Tuesday, August 18, 2015

Dog Days of Summer

It was sunny out. I watched the corn sway gently as I enjoyed a bit of after lunch freedom in my garden. I was almost laughing with glee at how many beautiful green shiny peppers I had collected from the plants that were thriving despite the weeds trying to choke them out. I carried them to the house and added them to the stack on the counter. 

It was a Monday. My mind was swirling with nostalgia as I recollected the memories of the past year in our barn. I couldn't believe it had been a year already. 

My tireless husband was in the field again mowing alfalfa. 
I think I have a love hate relationship with alfalfa.

Just as my brain hopped on the " I spent too long in the garden, better head back to the farm, I have so much to do this afternoon, wow it's hot today" train of thought, it collided with another one.

Where is Bandit? 

I called for him twice before I realized that that faint barking I had been hearing in the distance was in fact not the neighbors dog. It was mine.

Now let me give you a little background. 

Bandit does not bark.

In fact when I picked him out as a puppy, it was the fact that he was under the tree, chewing on a stick alone instead of in the heap of puppy, crazy, teething ball of mania with his brothers and sisters that made me pick his little sweet self up and take him home with me.

He's one of those dogs that is so good it almost makes you love them more than you can stand it.

So when I realized it was Bandit barking in the middle of the corn field, AND the fact that he wouldn't come to me when I called for him, I automatically assumed he was hurt/trapped/ fallen into a black hole etc.

So into the corn I went.
I don't know if any of you have experience trying to walk in a field of 10 ft tall corn but I don't recommend it.

After a while I just resorted to my hands and knees and finally made a desperate phone call to my husband in the alfalfa field for assistance. 

Now I'll let you in on another secret.
Do not call a farmer out of a field unless it is an emergency.
I had decided it was an emergency.

My phone had bad service amidst the corn so when I heard the truck pull up I shook a stalk to signal.

Scott seems to have learned some trick for walking in corn that I didn't know because within minutes he had located Bandit.

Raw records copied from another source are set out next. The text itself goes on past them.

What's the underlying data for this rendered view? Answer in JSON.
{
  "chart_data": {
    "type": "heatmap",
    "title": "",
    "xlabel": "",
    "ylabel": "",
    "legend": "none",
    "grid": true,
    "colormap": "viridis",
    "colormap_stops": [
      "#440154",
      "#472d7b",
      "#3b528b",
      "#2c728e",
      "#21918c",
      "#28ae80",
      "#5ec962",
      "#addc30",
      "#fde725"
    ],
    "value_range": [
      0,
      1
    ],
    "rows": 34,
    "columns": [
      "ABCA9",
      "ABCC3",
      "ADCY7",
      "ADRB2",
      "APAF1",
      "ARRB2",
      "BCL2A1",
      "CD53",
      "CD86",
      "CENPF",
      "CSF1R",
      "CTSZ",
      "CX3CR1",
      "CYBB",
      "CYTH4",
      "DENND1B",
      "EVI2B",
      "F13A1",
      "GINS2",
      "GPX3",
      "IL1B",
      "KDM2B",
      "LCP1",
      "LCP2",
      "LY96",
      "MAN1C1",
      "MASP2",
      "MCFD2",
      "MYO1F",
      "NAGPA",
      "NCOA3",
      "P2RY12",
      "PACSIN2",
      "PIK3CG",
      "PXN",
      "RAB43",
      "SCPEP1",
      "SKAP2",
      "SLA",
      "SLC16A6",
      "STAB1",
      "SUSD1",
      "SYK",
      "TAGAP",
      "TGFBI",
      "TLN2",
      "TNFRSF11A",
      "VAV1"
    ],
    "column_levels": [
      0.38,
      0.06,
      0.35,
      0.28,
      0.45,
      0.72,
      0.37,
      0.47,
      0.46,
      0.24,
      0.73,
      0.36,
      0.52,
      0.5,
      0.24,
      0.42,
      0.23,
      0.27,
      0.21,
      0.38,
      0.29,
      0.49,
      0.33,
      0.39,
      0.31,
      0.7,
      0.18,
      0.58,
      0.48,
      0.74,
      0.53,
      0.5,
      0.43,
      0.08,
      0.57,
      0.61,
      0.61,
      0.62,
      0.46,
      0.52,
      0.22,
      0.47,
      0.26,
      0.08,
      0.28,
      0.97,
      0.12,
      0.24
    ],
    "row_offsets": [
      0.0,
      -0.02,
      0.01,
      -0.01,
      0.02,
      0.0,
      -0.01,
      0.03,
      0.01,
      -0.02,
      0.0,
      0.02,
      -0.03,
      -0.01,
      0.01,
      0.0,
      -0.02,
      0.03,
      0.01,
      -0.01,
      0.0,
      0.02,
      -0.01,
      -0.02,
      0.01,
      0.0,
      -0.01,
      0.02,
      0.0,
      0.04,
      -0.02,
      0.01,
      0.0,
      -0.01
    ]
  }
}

But it turns out that instead of being physically unable to come, my sweet little, never do anything wrong doggie had just been ignoring me.

And all for a groundhog.

Now my face was red because I was hot, and mad...and my hair was full dirt. 

I didn't ask about the fate of the groundhog since the blood on Bandits face told most of the story.

It was just as we were getting ready to leave to go back to the dairy that I felt a little guilty for yelling at him so I went over to tell him I would be home soon.

And that's when I realized that the little rascal hadn't killed the groundhog.
The blood on his face was because Bandit didn't win the fight, but the groundhog did.

So an hour later we were at the vet, having Bandit's face stitched up because he had received a rather significant high five to the face from a groundhogs claw.


Don't worry, he's recovering just fine.
The cat is his self appointed nurse.

But other than what I now refer to as the "groundhog incident", things have been running pretty smoothly.

I have a resident hummingbird in the backyard.

And the chickens are laying lots of eggs!!

We've had a few relaxing campfires.

Ritz the cat is the barn guard of the month.
She's just a ball of fun.

The cows are enjoying their time relaxing under the fans.

And August is showing us her usual unexpected beauty.

And of course we always take time to be a little silly

And celebrate life

 Bandit is still after that groundhog.

And you can probably find us in the field, making hay while the sun shines.

“The first week of August hangs at the very top of summer, the top of the live-long year, like the highest seat of a Ferris wheel when it pauses in its turning. The weeks that come before are only a climb from balmy spring, and those that follow a drop to the chill of autumn, but the first week of August is motionless, and hot. It is curiously silent, too, with blank white dawns and glaring noons, and sunsets smeared with too much color.”